Many analysts prefer to use free cash flow as a measure of dividend safety.
Merck generated $1.34 billion of cash flow from operating activities in the first quarter of 2019 and spent $595 million on capital expenditures during the same time period for free cash flow of approximately $750 million. The company paid out $1.4 billion of common share dividends during the same time period for a free cash flow dividend payout ratio of 187%.
Looking out over a longer time horizon, the company’s payout ratio is much lower. Merck produced $10.9 billion of cash flow from operating activities in 2018 and spent $2.6 billion on capital expenditures for free cash flow of approximately $8.3 billion.
The company distributed $5.2 billion of common share dividends during the same time period for a free cash flow dividend payout ratio of 63%.
Using earnings-per-share or the long term picture for free cash flow, Merck’s dividend appears to be well-covered.

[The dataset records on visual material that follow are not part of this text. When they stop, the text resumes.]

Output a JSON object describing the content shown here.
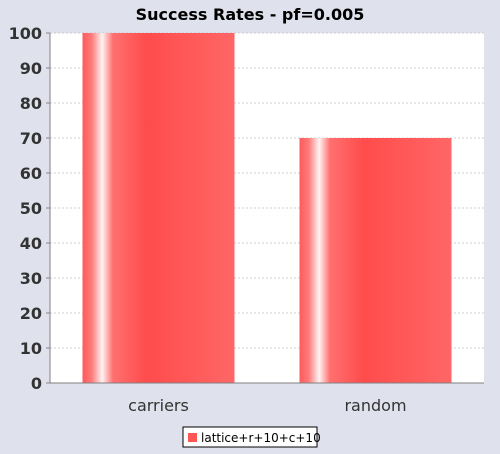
{
  "chart_data": {
    "type": "bar",
    "title": "Success Rates - pf=0.005",
    "xlabel": "",
    "ylabel": "",
    "categories": [
      "carriers",
      "random"
    ],
    "series": [
      {
        "name": "lattice+r+10+c+10",
        "values": [
          100,
          70
        ]
      }
    ],
    "ylim": [
      0,
      100
    ],
    "yticks": [
      0,
      10,
      20,
      30,
      40,
      50,
      60,
      70,
      80,
      90,
      100
    ],
    "grid": true,
    "legend": "bottom-center"
  },
  "colors": {
    "background": "#dfe1ec",
    "plot_background": "#ffffff",
    "bar": "#ff5555",
    "gridline": "#c0c0c0"
  }
}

Valuation & Expected Returns
Shares of Merck currently trade for $85. Using the midpoint of the company’s updated guidance of $4.73 in earnings-per-share for the year, the stock has a price-to-earnings ratio of 18. This is well above the stock’s 10-year average price-to-earnings multiple of 13.2.
Given the growth of Keytruda and other important products, we have assigned a 2024 target multiple of 14x earnings. If shares were to revert to this price-to-earnings ratio by 2024, then valuation would be a 5% headwind to annual returns.
Total returns would consist of the following:
- 5% earnings growth
- 2.6% dividend yield
- 5% multiple reversion
We anticipate that Merck can offer a total annual return of just 2.6% through 2024. This is a very low expected return, an indication that the stock is significantly overvalued and its growth will not be enough of an offset to this.
Thanks to products like Keytruda and Gardasil, Merck’s future looks bright. Both products have high rates of growth and should continue to produce in the years to come.
Keytruda appears to be on its way to becoming one of the best-selling pharmaceuticals in the world. Improvements in international markets is also a positive sign for the company.
Another positive sign is that Merck has also become much more aggressive in increasing its dividend, at least in the short term.
Unfortunately, the market has caught on to this and has driven shares up accordingly. Any projected uptick in earnings growth will likely be offset by a reversion in valuation. Given that we expect the stock to return just 2.6%, shares of Merck receive a sell recommendation from Sure Dividend at this time.